Shes

Shes Jokes

A little boy and a little girl were taking a bath.

The little girl looked down and said, "What's that?"

"That's my little red sports car," said the little boy.

The little boy looked down and said, "What's that?"

"That's my little red sports car garage," said the little girl.

A few seconds later, the little girl said, "How about you put your little red sports car in my little red sports car garage?"

"Sure," said the little boy.

The little boy's mother was downstairs and heard this blood curdling scream. She ran upstairs. Once she got there, she saw blood all over the bathtub. "What happened?!" she said.

"Well, Johnny tried to put his little red sports car in my little red sports car garage...but it didn't fit...so I cut the back wheels off..."

A salesman rings the doorbell and Little Johnny answers. Salesman: “Can I see your dad?” Johnny: “No, he’s in the shower.” Salesman: “What about your mother? Can I see her?” Johnny: “Nope. She’s in the shower, too.” Salesman: “Do you think they’ll be out soon?” Johnny: “Doubt it. When my dad asked me for the Vaseline, I gave him super glue instead.”

Roses are red and violets are blue, my best friend is Sue, and she's blue, too.

(meaning sad)

My dad told me a story today. His mom, my grandma, said if a bird gets in your house, someone will die.

That day, a hummingbird got in his UPS truck, and that’s the day he found out that my grandma had cancer. 😭😭😭😭😭 6 weeks later, she died. 😭😭😭😭😭😭😭😭😭😭😭😭😭

Yo mama so fat that when the cashier at KFC asked her what size bucket she wants, she said "the one on the roof."

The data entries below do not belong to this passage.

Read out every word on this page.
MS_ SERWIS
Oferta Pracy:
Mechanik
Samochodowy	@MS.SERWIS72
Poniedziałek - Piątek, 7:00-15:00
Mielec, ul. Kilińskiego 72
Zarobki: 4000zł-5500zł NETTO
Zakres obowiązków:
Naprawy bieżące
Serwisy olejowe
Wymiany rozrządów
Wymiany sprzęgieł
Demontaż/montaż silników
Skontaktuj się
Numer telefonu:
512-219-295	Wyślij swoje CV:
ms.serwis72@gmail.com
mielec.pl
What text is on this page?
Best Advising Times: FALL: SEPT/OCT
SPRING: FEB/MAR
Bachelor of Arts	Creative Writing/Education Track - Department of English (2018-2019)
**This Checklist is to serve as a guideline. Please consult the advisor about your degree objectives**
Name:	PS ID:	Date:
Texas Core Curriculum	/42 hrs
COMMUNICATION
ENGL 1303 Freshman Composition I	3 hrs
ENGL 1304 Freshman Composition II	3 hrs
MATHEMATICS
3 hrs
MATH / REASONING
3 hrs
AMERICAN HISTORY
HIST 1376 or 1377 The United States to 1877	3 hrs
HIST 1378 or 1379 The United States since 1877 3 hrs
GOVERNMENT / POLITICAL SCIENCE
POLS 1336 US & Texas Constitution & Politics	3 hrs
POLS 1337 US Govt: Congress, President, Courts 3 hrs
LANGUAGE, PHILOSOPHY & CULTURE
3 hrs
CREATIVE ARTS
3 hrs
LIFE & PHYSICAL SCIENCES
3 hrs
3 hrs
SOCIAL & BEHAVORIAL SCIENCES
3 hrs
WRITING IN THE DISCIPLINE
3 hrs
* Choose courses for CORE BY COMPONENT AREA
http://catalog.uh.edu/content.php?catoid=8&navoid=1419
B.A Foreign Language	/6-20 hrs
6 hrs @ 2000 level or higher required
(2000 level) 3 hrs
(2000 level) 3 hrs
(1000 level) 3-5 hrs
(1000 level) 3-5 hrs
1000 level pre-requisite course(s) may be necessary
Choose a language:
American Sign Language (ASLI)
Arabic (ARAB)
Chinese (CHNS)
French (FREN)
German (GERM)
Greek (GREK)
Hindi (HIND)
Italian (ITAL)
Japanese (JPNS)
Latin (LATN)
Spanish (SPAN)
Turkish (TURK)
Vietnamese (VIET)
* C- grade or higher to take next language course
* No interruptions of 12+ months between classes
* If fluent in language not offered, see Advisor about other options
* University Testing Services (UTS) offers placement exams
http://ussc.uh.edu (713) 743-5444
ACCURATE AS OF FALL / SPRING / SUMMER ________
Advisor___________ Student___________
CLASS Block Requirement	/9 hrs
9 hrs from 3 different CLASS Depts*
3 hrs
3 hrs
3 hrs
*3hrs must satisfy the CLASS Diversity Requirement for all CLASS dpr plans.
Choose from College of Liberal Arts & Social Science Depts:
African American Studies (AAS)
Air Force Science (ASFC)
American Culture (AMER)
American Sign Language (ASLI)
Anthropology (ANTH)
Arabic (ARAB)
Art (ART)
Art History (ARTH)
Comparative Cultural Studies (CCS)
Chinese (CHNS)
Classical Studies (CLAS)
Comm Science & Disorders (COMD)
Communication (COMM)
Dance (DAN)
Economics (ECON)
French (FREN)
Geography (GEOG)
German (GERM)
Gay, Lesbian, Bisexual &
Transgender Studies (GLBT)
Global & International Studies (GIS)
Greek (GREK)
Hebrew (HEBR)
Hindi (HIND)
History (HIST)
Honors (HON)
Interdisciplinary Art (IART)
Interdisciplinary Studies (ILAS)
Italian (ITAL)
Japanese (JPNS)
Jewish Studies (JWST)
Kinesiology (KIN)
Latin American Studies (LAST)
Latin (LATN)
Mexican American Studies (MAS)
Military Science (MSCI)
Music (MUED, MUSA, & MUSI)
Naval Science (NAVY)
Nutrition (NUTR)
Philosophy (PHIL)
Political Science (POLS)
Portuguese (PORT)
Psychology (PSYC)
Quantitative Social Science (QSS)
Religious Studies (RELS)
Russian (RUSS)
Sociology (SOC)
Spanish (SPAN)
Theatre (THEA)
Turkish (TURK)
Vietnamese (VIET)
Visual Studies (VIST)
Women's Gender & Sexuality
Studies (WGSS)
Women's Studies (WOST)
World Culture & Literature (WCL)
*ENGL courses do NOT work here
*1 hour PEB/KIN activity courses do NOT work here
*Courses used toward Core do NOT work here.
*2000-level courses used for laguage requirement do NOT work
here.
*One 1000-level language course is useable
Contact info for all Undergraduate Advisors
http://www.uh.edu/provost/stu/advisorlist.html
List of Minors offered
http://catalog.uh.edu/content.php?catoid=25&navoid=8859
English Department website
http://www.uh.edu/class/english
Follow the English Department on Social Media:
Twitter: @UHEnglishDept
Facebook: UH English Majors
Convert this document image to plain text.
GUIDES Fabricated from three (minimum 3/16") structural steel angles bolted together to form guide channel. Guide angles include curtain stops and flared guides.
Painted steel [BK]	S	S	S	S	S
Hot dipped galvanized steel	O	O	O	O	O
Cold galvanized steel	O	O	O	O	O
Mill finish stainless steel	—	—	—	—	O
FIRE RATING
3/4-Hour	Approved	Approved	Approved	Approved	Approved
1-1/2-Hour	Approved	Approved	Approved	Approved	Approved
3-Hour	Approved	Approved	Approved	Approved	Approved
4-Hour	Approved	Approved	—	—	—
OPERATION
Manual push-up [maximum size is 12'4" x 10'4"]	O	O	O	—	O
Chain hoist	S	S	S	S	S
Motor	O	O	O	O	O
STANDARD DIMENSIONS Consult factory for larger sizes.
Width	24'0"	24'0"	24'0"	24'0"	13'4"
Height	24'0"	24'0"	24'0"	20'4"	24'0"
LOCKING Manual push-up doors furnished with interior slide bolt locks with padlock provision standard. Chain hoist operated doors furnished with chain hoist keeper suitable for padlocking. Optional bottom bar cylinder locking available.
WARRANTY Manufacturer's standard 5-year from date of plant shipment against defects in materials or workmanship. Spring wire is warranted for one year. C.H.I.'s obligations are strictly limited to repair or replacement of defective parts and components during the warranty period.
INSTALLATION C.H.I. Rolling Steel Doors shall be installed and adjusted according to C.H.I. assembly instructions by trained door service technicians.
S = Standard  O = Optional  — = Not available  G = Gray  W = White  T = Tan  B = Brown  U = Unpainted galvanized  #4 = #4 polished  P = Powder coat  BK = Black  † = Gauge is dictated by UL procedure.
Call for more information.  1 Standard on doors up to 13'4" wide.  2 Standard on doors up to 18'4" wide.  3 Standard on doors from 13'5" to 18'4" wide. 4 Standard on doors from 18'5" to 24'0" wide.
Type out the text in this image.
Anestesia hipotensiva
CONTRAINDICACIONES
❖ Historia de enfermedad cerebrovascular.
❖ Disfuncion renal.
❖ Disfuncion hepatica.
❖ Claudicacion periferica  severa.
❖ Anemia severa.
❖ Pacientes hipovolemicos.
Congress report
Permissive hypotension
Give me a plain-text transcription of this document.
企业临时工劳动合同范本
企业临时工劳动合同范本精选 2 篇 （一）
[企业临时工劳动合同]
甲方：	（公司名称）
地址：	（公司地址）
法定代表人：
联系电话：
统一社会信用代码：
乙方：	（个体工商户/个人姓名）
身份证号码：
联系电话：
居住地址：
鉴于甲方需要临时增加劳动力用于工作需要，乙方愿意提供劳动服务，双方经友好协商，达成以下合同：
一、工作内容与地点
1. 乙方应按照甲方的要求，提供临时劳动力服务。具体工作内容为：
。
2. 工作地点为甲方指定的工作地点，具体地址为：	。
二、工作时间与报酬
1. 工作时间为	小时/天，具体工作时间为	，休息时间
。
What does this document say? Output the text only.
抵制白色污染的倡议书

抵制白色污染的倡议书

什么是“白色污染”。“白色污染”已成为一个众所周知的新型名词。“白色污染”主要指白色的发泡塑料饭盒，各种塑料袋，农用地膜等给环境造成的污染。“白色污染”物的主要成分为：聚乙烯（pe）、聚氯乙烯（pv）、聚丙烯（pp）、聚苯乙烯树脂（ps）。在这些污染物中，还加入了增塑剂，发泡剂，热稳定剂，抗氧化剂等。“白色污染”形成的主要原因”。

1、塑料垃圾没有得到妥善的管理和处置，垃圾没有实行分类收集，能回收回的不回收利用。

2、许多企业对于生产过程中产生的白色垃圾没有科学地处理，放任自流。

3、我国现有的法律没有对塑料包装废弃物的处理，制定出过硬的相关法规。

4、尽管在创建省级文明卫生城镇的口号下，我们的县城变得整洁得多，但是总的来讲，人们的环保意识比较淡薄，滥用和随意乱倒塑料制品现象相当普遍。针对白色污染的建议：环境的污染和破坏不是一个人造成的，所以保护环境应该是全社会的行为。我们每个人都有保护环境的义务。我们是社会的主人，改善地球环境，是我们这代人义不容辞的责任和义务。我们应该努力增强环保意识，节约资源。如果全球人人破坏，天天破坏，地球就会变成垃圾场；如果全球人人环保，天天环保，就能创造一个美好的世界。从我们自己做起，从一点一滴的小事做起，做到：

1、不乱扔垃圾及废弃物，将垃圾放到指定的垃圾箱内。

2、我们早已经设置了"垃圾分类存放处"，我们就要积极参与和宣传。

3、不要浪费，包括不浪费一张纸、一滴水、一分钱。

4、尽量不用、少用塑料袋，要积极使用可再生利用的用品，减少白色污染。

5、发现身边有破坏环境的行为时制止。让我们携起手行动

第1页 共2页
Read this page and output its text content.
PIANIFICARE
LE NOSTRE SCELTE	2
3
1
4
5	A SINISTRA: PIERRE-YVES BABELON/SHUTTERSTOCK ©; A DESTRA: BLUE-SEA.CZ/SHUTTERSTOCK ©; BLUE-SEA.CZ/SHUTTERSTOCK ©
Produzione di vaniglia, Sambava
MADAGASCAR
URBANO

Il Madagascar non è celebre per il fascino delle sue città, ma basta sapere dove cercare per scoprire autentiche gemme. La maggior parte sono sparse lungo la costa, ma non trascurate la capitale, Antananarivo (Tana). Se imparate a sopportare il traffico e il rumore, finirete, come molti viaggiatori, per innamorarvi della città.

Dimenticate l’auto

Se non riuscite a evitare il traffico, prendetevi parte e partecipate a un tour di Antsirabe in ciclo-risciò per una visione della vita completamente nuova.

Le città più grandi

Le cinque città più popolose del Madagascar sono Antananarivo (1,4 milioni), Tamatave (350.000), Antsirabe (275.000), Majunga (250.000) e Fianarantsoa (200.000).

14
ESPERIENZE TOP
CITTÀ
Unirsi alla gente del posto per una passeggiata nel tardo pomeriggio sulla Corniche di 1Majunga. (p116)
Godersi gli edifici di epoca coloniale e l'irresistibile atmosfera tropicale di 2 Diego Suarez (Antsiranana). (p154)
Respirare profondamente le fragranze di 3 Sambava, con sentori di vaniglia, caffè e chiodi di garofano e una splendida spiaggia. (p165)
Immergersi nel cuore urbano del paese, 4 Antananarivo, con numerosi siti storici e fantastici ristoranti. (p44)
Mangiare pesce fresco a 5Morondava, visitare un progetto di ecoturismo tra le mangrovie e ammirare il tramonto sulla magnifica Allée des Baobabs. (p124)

My sister thinks she's so smart. She said only an onion can make you cry, so I brought the belt out, and she started crying.

There are three people in a plane that is about to crash: Trump, Obama, and a nine-year-old girl, but only two parachutes. Obama says, "Oh my, I need one. I need to protect my family," so he jumps off! Trump says, "Oh, I am the smartest man in the world. I must take it," so he jumps off. The nine-year-old girl says, "Welp, I guess he took my school backpack" :) so she leaves the plane! What a good ending.

A man came up to a girl about to jump off a cliff. The man said, "Why?" She then replies, "There are many monsters in this world, and I am one of them."

So a girl says, "You're so ugly to me," and she says, "I’m the prettiest girl." I say, "Yeah, a pretty girl for an ogre 👹!"

If Selena Gomez wasn't really single after Justin Bieber dumped her, I would wait for her to come by my house, take her fine ass in my room, close my door, and give her some sex medicine until she masturbates.